– - Пользуются, да не так! -- сказал седок.

– - Ну, так больше!.. Тогда, над, тобой один господин был, ты его только и знал, а теперь их как собак развелось.

– - Где же это? -- не сдержав насмешливой улыбки, проговорил седок.

– - Да на всяком шагу… Земский -- барин, дохтур -- барин, учитель -- барин… Все над тобой набольшие, а случись какая беда -- подойти не к кому… Жалованье им подай, а как по-ихнему не сделал -- сейчас: 'Мужик дурак'. Мужик дурак, а на его шее все едут!

– - Ну что ж, что едут, -- они нам пользу приносят, -- стараясь быть мягче, вразумительно произнес седок.

– - Кто это думает, что пользу-то! А если бы они меня об этом спросили?..
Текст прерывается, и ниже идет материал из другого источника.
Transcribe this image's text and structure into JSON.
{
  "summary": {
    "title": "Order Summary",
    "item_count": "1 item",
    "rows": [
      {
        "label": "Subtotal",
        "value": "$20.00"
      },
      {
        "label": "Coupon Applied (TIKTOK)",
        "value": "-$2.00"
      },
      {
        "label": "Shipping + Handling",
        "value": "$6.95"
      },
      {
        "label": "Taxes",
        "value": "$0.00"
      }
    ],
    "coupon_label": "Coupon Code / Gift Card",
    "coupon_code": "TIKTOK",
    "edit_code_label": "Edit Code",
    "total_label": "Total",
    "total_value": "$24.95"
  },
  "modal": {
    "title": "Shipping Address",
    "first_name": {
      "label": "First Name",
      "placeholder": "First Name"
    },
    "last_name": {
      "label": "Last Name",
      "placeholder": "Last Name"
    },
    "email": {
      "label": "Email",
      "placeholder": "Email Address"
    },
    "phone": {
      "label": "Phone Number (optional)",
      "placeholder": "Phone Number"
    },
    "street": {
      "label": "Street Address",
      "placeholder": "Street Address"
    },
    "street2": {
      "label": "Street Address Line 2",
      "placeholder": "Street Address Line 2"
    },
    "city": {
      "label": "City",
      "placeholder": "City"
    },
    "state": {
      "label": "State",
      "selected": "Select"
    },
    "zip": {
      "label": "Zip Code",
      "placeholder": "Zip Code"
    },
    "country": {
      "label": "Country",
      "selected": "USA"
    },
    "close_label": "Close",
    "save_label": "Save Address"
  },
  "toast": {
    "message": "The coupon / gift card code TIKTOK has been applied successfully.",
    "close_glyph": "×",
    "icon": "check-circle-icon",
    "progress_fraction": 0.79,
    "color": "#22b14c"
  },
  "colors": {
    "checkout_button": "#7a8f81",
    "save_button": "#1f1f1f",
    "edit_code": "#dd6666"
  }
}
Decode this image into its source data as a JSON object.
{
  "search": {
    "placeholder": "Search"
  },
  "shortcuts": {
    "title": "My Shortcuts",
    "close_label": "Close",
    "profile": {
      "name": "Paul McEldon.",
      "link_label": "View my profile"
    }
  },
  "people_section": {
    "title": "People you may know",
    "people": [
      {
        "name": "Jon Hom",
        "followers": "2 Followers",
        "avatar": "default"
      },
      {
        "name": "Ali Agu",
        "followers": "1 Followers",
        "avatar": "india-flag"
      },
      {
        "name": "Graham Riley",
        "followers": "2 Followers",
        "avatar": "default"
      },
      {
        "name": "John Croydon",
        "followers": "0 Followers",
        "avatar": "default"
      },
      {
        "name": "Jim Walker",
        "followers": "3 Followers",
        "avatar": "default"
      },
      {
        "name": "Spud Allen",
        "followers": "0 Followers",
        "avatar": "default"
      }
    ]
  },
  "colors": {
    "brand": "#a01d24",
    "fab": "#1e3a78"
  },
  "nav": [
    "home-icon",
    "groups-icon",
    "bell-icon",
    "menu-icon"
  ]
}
– - Что ж тебя тут спрашивать, когда ты в этом ничего не понимаешь, -- усиливаясь сдерживать охватывающее его раздражение, опять сказал седок. -- По-моему, в этом деле -- мужик, что лошадь: сеет хозяин овес, а она думает: 'Экий хозяин глупый, что бы он мне его отдал, я бы сыта была, а то кидает в землю…' Так же и наш брат: он рассуждает только о том, что ему на зубы класть, а не поймет, что не в одном этом сласть.

Старик с минуту молчал, прожевывая сказанное ему седоком, но, должно быть, это казалось ему не по силам, и он не без сердца проговорил:

– - Оттого и не поймет, что нечего понимать!

– - Нет, если бы умом раскинул, -- понял.

– - Должно быть, у него ума нет; може, он без него родился.

– - Родятся, я думаю, все дураками.

– - Тогда с него и взыскивать нечего… с дураков меньше спрашивается.

– - Зато их больше бьют… -- уже явно раздражаясь, проговорил седок. -- И поделом!.. -- И, положивши сверток с картинами между собой и стариком, он достал снова папиросы и стал закуривать.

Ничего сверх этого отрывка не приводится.